At first, the boys and their bunkmates tried to cover up their pre-midnight stroll, which brought their mentor to tears. She was ready to take them home immediately, rather than risk further damage to the "circle," as Indians call the group.

But Taylor reasoned: "When you take people away from a circle, it's not a circle anymore. You can't leave things unsolved, you can't just walk away angry."

She compared the violation to a broken finger on a hand -- you don't cut it off, "what you do is put a cast or a splint and heal it with love, respect, acceptance and understanding," she said. "It's not about punishment, it's about taking responsibility for what you did. ... They could have gotten lost, fell in the river and busted their head, been kidnapped."

The boys apologized, and from then on worked to strengthen the circle, said Rhonda Herrin, who organized the encampment.

Leadership is about telling the truth, taking responsibility, paying attention, commitment and asking for what you want in a good way, said trainer Maria Trevizo, a Tigua from Roseville. "Be prepared for the worst and expect the best, and you'll have a really good life."

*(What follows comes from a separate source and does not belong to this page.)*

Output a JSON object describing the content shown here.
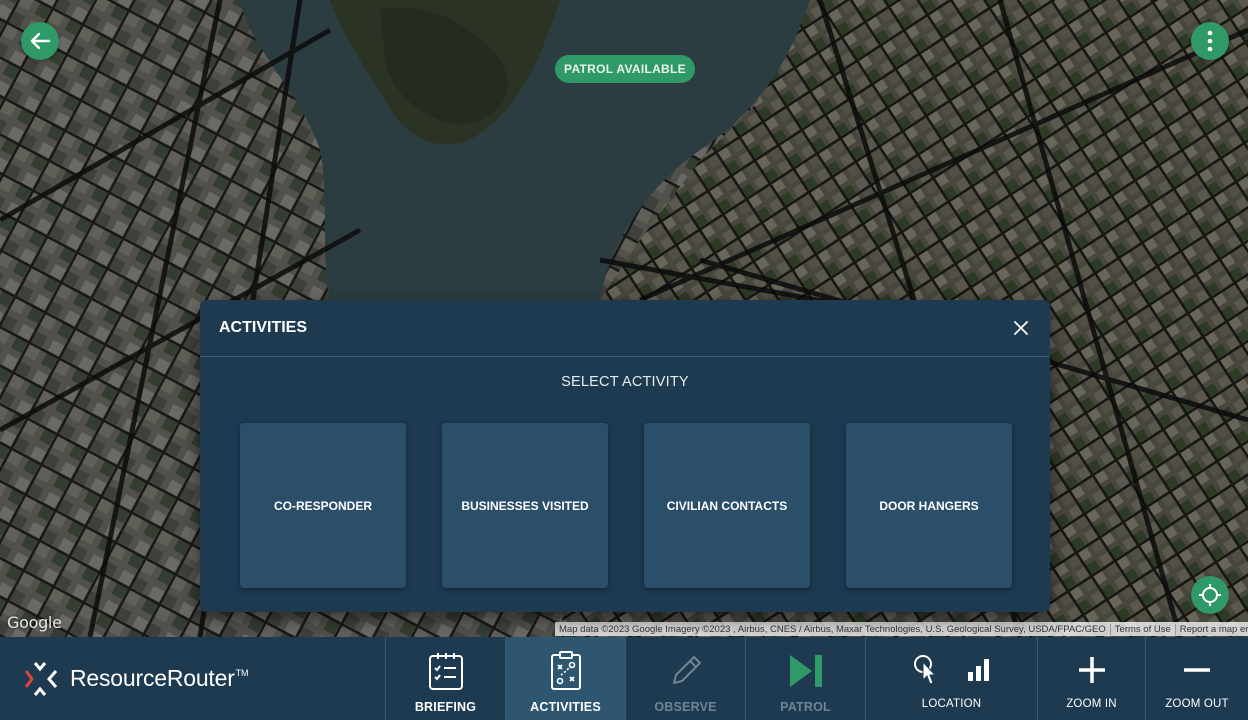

When the 3 1/2-day encampment ended Sunday, Red Cloud Manuel, 14, vowed to learn his Yokut language. "It taught me you can do anything if you set your mind to it," said Manuel, who hopes to become a chemist and an archeologist.

Carlos Villanueva, 12, a Sacramento Miwok, resolved to learn more about his culture and act like a leader. "You have to do good things and know right from wrong." Instead of yakking in class, "I'm going to do my work."

"I feel bonded," said Taylor, one of three campers to win a $250 scholarship. "Even though we're from different tribes, we share the same feelings and beliefs. I'm complete now."

Taylor plans to become a community organizer and help young people keep learning. "I want to go as far as the wind will take me," she said.